The SCA includes a “lawful consent exception” for disclosure, but is silent about personal representatives consenting on behalf of a decedent. The “lawful consent exception” permits disclosure of stored communications “with the lawful consent of the originator or an addressee or intended recipient of such communication, or the subscriber in the case of remote computing service.”
The Massachusetts Supreme Judicial Court ruled that, under the “lawful consent exception,” the personal representative had the account holder’s implied consent and did not need actual or express consent. The Court reasoned that interpreting the SCA otherwise would prevent personal representatives from accessing a decedent’s digital assets and in doing so preempt state probate and common law.
. . . personal representatives provide consent lawfully on a decedent’s behalf in a variety of circumstances under both Federal and common law. For example, a personal representative may provide consent to the disclosure of a decedent’s health information pursuant to the Health Insurance Portability and Accountability Act of 1996… In like manner, a personal representative may provide consent on a decedent’s behalf to a government search of a decedent’s property…
At common law, a personal representative also may provide consent on a decedent’s behalf to the waiver of a number of rights, including the attorney-client, physician-patient, and psychotherapist-patient privilege. Under the Uniform Probate Code, a personal representative may sell a decedent’s property; bring claims on the decedent’s behalf; and vote the decedent’s stocks. Thus, a construction of lawful consent that allows personal representatives to accede to the release of a decedent’s stored communications accords with the broad authority of a lawfully appointed personal representative to act on behalf of a decedent.
Yahoo maintains that disclosure to a fiduciary in compliance with the SJC places them in violation of the SCA. Though the Massachusetts SJC interpreted the SCA to allow providers to divulge the contents of a decedent’s email account, Yahoo does not accept that a personal representative can stand in place of the user for purposes of providing the necessary consent.

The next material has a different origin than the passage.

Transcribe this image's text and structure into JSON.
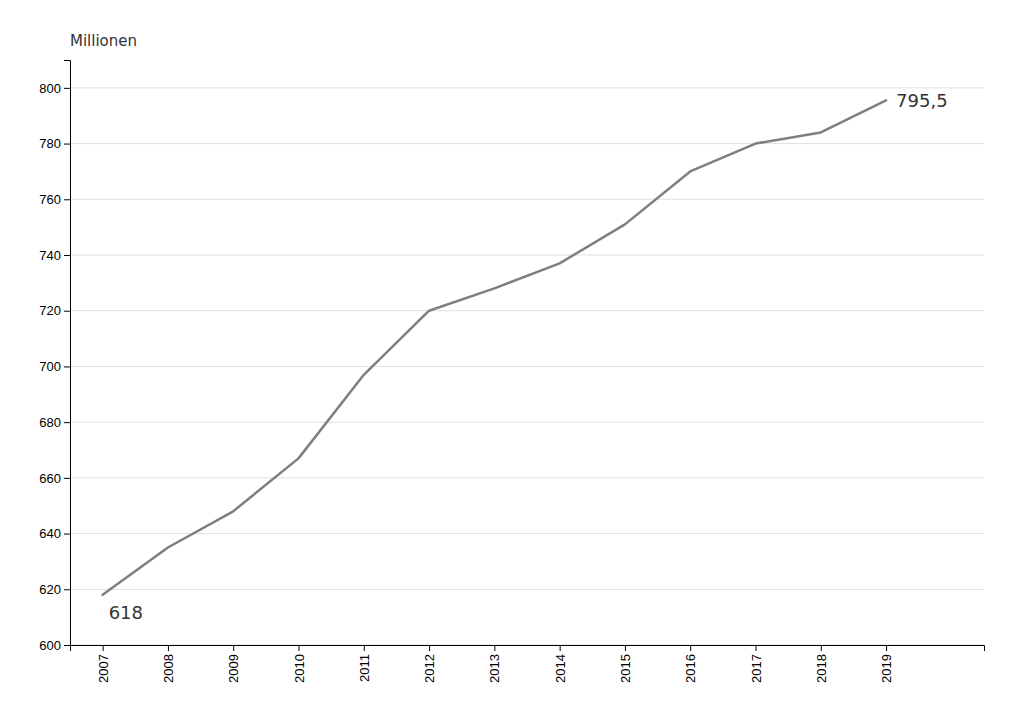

Additionally, several issues remain unresolved. A number of states have passed laws similar to the Revised Uniform Fiduciary Access to Digital Assets Act (RUFADAA), which restricts a personal representative’s access to electronic communications such as email, text messages, and social media accounts unless the original user consented in a will or other record. Yahoo contends that the SJC’s decision may lead to inconsistent judgments nationwide. Yahoo further contends, even if one of the exceptions apply, disclosure by the provider is entirely voluntary.
Further Discussion
Read more about the policy options and the debate at this link..
This involves so much more than personal email. Many institutions can be involved.
To keep track of my digital life I have accumulated over several decades six dense password-protected pages of online account information. It includes addresses and logins for banks, brokerages, insurers, social media, web hosting, medical portals, utilities, retail vendors, three email accounts and more. I want my heirs to be able to access all of it without any sort of legal or vendor hassles.
I plan to delete accounts I no longer wish to use and summarize what’s left in a spreadsheet that I will print and leave in an easy-to-find place. It will include my computer’s password and be annotated with my wishes for the disposition of each online asset.
Should I die before completing the spreadsheet, at least there is my current disorganized list to work with and will require no one’s permission or legal authority to carry out my instructions.
I urge others to spare their heirs from frustration in a similar manner.